Bardzo bogate wyposażenie standardowe, muskularna sylwetka o klasycznych proporcjach, wyrazista linia, mała powierzchnia szyb, bardzo pewne zachowanie na zakrętach, neutralna charakterystyka, równomierny rozkład ciężaru na osie, dobre osiągi, skuteczne hamulce, przyjemny dźwięk silnika, wysoka sztywność nadwozia, dobra zwrotność, chowany spoiler

Hamulec

Tandetnie wykończona konsola środkowa, kierownica regulowana tylko osiowo, niezbyt pasujące do reszty wskaźniki i kierownica, ergonomia wymagająca przyzwyczajenia (np. okna otwierane z tunelu środkowego), twarde zawieszenie, duża podatność na koleiny, mało czuły układ kierowniczy, niewyłączalne ESP, niewygodne w obsłudze audio, bardziej kłopotliwa niż u konkurencji obsługa dachu, a po jego złożeniu mała pojemność bagażnika

*Pełny test w numerze 12 (18.12.2003)

Chrysler Crossfire Roadster - podsumowanie

Kształty prawie tak niezwykłe jak "zwykłej" wersji, niezłe podzespoły i banalne wnętrze. Wykonanie całości lepsze niż wykończenie detali. Dotyczy to zwłaszcza konsoli - nie dość, że zapożyczonej ze starszej wersji Mercedesa SLK, to jeszcze pomalowanej srebrzanką (przynajmniej takie sprawia wrażenie). Po odnowieniu konsoli i wymianie układu kierowniczego byłby to samochód nie tylko udany, ale wręcz ekscytujący. Dodatkowym atutem jest kompletne wyposażenie standardowe (opcja obejmuje tylko nawigację i lakier metalik). Jako jedyny w tym zestawieniu mieści tylko dwie osoby.
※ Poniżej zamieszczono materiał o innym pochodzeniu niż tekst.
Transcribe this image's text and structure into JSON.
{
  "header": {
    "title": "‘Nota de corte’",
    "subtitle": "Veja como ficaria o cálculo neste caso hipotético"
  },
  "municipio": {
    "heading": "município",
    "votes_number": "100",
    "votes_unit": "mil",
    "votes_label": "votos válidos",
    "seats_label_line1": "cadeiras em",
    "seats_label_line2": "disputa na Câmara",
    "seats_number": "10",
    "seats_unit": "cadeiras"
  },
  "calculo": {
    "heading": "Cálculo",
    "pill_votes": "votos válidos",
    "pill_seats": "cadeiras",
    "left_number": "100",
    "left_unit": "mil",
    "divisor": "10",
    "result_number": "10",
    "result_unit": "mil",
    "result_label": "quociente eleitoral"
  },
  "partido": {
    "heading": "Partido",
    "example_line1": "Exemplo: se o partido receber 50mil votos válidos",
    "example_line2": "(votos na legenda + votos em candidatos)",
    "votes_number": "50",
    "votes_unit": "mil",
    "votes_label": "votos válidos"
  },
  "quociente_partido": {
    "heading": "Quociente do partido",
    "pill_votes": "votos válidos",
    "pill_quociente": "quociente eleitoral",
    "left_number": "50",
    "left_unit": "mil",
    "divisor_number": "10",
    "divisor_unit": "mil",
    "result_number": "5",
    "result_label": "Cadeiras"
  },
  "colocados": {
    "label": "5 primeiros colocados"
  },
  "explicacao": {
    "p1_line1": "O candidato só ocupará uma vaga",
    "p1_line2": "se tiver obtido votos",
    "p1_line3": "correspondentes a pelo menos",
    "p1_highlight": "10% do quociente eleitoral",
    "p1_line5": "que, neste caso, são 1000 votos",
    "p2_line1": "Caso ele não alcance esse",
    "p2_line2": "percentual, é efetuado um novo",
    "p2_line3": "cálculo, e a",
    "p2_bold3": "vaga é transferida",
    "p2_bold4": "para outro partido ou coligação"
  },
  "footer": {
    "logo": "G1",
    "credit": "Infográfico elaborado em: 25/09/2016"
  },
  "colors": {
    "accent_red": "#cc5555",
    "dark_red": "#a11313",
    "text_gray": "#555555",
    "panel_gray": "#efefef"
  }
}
Osiągi wersji z twardym i miękkim dachem najbardziej zbliżone. Niewielki rozstaw osi (mniejszy niż Mini) w połączeniu z szerokimi oponami czyni go bardzo czułym na koleiny (zwłaszcza podczas hamowania).

BMW 645 Ci

Gaz

Rewelacyjny układ kierowniczy, świetne osiągi, robiące wrażenie wygląd i gabaryty, nienaganna pozycja za kierownicą, niewrażliwość na koleiny, równomierny rozkład ciężaru na osie, świetne wyciszenie wnętrza, ekscytujące brzmienie silnika, pojemny bagażnik, niezłe audio, opony RSC (uodpornione na uszkodzenia), bogate wyposażenie

Hamulec

Bardzo wysoka cena, zbyt ciasne tylne fotele (brak miejsca na nogi), duża masa, wielopoziomowe menu systemu iDrive, kontrowersyjna stylizacja deski rozdzielczej, bulwiasty tylny spoiler, wymagający przyzwyczajenia włącznik kierunkowskazów, zbyt delikatna osłona przed wiatrem (windshot)

*Pełny test w numerze 3/15 (22.01.2004)

BMW 645Ci Cabrio - podsumowanie

Techniczny majstersztyk za kolosalne pieniądze.

Ma najlepszy na świecie układ kierowniczy (Active Steering) i powalający dźwięk. Z całej trójki jest największy, najwygodniejszy, najszybszy, najzrywniejszy, najpojemniejszy i najnowocześniejszy. Ale też najdroższy, najcięższy i najbardziej paliwożerny. Po Chryslerze Sebringu to największy kabriolet na rynku. Fakt, że niemal dwutonowe auto oferuje osiągi na poziomie Imprezy WRX, świadczy o klasie jego 4,4-litrowego silnika. Co nie zmienia tego, że niemal pod każdym względem ustępuje dużo lżejszej, tańszej (i zgrabniejszej) wersji coupé.